Aamir Khan's wrestling movie Dangal takes China by storm, becomes the first Indian film to make $429m

Aamir Khan's wrestling movie Dangal takes China by storm, becomes the first Indian film to make $429m

Mumbai (AFP, Reuters) - Bollywood star Aamir Khan's hit wrestling movie Dangal has become the first Indian film to make 20 billion rupees or (S$429 million), analysts said on Wednesday, as it takes China's cinemas by storm.

The Hindi movie's record-breaking run has set a new and previously unthought of box office benchmark for Bollywood films abroad and also highlighted the value of the Chinese audience to Indian film-makers.

"Dangal has crossed the 2,000 crore mark" - 20 billion - "which has never been done before," Indian film trade analyst Ramesh Bala said, pointing out that the previous top Bollywood grosser, PK, made just US$120 million (S$165 million) worldwide.

"Even 1,000 crore was a distant dream just a few months back.
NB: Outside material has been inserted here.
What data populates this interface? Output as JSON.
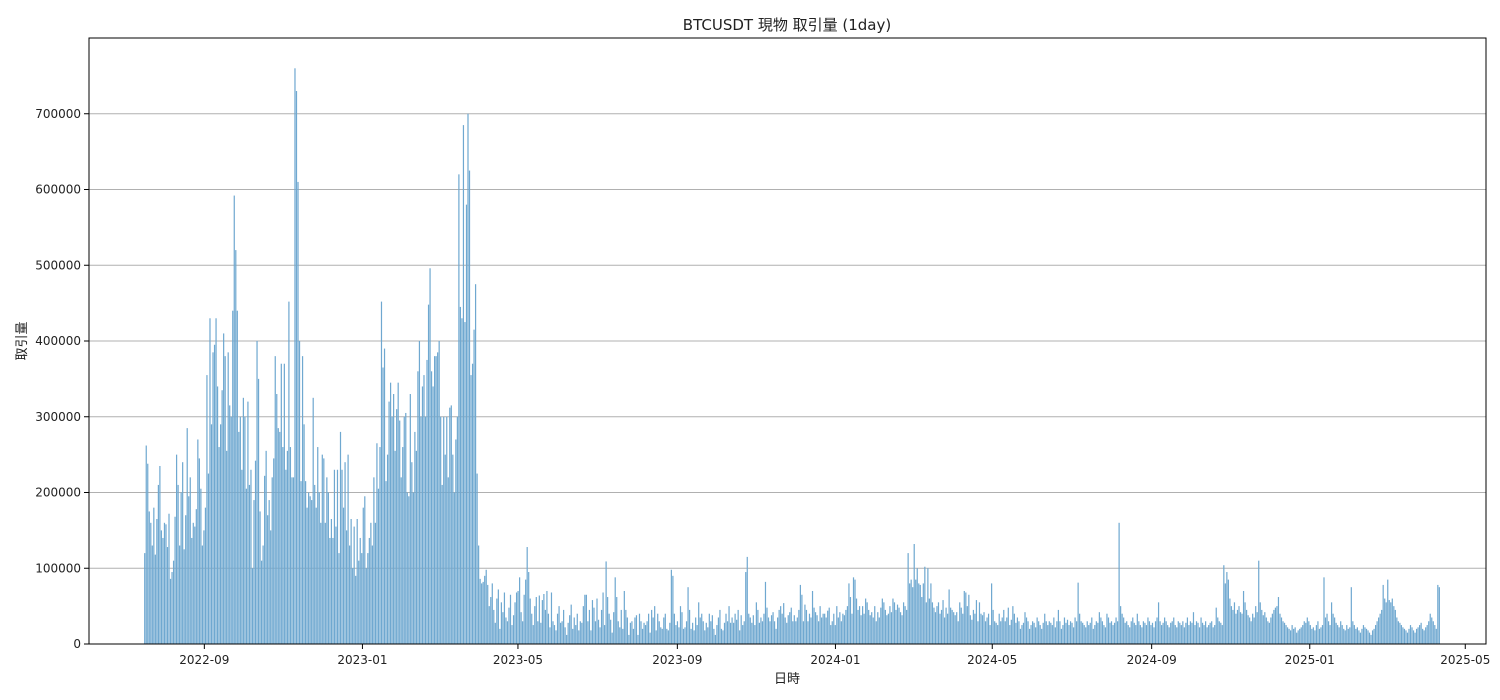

The bar has now been set very high."

Dangal, directed by Nitesh Tiwari, is based on the true story of wrestling coach Mahavir Singh Phogat, who defies the odds by raising his daughters Geeta and Babita to be champion wrestlers. Geeta won a gold medal for India at the 2010 Commonwealth Games, as did her sister in 2014.

It is a departure from the syrupy romances and action flicks with colourful song-and-dance sequences that Bollywood is famous for.

Instead, it highlights the realities of the fight for gender equality in India which, like China, has a preference for sons and where women are pressured to marry young.

It has become an unlikely hit in China, the country with the most serious gender imbalance in the world.

Dangal is the highest-grossing non-Hollywood foreign film released in China, which alone has contributed around US$190 million to Dangal's takings, the analyst said.

The "ideas of breaking gender roles and reforming education inspired by the film have struck a chord with many Chinese parents", the official Xinhua news agency said.

About 118 boys are born for every 100 girls in China.

Chinese officials in 2015 described the gender imbalance among newborns as "the most serious and prolonged" in the world, a direct ramification of the country's strict one-child policy.

The measure, introduced in 1979 to limit population growth, had led to families aborting female foetuses and abandoning baby girls, practices that are also common in India.

Dangal was released in India on Dec 23 last year and quickly became the highest-grossing Bollywood film of all time, beating the 2014 science fiction film PK, which also stars Khan. It also sparked a conversation on gender bias in the country, which has a ratio of 933 women to 1,000 men.